Piotr,
Thanks for your comments! You make good points about this design relative to large file sizes. Streaming bytes to file-like objects would more easily allow optimizations for large files or heavily-appended files for the reasons you state.
This system was originally designed to hold course assets, which are currently always saved in a single transaction and are on the order of 10s of MB. Also, I'd hoped to evolve the BlobStore into a web service instead of a Python module (if possible) to make it more useful across the edX platform and its various non-platform components - so I'd been avoiding returning Python constructs in the API. The API above was shaped by this plan - indeed, all these reasons have shaped the current design.

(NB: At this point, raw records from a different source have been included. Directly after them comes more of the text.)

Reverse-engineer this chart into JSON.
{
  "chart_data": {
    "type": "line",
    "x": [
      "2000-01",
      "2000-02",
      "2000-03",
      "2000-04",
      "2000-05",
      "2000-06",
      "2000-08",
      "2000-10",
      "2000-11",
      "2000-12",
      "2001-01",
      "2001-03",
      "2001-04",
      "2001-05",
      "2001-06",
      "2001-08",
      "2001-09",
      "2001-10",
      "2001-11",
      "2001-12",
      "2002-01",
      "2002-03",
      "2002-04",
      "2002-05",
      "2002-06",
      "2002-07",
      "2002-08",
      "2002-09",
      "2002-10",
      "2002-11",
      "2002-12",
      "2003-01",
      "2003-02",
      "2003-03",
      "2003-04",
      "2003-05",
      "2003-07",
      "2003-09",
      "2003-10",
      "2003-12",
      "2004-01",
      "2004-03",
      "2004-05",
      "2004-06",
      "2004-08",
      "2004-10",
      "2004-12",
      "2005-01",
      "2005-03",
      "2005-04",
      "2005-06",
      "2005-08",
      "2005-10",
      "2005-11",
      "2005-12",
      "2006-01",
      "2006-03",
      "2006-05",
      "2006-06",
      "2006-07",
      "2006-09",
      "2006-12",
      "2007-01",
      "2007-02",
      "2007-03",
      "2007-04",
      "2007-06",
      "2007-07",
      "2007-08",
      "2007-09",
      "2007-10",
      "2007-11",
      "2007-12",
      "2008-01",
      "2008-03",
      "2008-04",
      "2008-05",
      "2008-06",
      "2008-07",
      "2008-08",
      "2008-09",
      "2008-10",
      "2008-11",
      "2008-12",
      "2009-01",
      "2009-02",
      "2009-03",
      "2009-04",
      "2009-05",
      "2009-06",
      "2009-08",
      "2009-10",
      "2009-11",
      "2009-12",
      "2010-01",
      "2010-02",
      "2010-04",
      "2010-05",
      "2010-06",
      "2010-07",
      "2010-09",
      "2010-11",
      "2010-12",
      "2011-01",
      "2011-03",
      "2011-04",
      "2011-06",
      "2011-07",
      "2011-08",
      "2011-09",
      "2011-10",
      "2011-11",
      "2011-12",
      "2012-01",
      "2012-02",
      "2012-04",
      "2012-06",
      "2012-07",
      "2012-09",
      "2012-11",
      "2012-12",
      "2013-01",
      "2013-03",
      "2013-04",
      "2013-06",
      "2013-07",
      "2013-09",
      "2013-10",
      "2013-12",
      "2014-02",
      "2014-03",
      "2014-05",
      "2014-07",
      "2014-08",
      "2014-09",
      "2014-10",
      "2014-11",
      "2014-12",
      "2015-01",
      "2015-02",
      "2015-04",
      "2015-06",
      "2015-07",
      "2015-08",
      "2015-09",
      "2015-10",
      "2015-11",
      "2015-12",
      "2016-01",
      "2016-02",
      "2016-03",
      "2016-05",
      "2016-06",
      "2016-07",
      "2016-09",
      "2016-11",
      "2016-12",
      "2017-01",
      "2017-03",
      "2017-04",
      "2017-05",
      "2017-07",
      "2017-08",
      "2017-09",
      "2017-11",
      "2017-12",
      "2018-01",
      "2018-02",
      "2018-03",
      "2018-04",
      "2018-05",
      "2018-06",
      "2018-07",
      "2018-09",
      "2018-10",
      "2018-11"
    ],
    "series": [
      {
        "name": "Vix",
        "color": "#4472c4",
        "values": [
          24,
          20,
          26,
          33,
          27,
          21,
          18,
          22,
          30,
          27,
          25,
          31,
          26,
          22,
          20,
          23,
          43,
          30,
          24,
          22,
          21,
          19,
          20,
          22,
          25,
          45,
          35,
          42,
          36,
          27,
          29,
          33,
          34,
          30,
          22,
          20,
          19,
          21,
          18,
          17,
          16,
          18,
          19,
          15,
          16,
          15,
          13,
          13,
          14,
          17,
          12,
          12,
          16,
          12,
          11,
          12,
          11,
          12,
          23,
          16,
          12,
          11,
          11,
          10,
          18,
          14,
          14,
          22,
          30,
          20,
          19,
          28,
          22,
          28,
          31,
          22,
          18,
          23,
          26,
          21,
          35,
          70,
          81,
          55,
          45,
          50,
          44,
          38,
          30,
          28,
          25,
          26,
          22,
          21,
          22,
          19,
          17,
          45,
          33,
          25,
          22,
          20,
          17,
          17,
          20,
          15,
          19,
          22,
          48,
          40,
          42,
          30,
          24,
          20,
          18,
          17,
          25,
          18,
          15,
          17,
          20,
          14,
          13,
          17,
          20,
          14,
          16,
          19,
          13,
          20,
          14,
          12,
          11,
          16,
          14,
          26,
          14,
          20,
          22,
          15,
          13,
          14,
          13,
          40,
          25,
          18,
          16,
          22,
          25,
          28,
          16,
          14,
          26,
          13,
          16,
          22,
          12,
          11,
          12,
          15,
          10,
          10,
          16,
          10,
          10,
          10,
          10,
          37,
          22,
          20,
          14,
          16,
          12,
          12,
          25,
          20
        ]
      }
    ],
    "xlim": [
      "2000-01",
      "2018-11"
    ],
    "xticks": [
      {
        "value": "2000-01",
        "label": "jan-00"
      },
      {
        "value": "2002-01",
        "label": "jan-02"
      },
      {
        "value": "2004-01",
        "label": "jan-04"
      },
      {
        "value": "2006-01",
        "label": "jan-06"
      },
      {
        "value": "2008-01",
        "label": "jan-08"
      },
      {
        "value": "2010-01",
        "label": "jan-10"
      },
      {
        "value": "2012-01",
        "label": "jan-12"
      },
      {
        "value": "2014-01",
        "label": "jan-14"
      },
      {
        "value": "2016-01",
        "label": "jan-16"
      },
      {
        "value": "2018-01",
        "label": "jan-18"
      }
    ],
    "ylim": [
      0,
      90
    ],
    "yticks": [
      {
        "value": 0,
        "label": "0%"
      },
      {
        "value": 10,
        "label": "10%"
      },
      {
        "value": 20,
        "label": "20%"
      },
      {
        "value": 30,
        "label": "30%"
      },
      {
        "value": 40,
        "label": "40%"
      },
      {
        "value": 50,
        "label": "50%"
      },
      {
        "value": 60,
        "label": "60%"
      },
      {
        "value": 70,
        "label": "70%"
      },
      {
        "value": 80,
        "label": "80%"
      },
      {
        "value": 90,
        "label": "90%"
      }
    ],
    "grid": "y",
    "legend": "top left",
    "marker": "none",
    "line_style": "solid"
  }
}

But, first, we'll implement a Python API. And I see the value in passing back a file-like Python object to enable streaming writes/reads, which gives the design flexibility in dealing with uploads/downloads of large files.
I'd still rather not use pyfilesystem directly - here's why: I'd prefer to encapsulate the usage of the file's metadata (content-type, original directory, hash value, etc.) into each storage implementation. Some storage impls will use the metadata fully, by storing the file under a directory structure based on its metadata - and possibly even save the metadata in a DB or KVS for querying, easy retrieval, and maximum introspection. Some storage impls won't use the metadata at all - or will only use one piece of metadata. The logic which decides how blobs are stored seems to belong down at a lower level, close to the actual storage. There's nothing that would prevent pyfs from being used down at the storage impl level - or boto or any other existing Python-based storage interface.
I'm definitely not proposing that directory structures be removed from all asset storage - they are important to some storage impls and I expect that most impls will use them. I'm just proposing that directory-creating/choosing and blob-location logic be pushed down out of platform and into the storage impls.
For asset cleanup, any asset deletion originating in the store itself will also need to be mirrored in the platform as well, since we'll be storing the course asset BlobLocators in the course's modulestore. I've always viewed those types of cleanups as originating from the platform itself - though I can imagine situations where storage-originated removals will happen (mistakes, storage failures).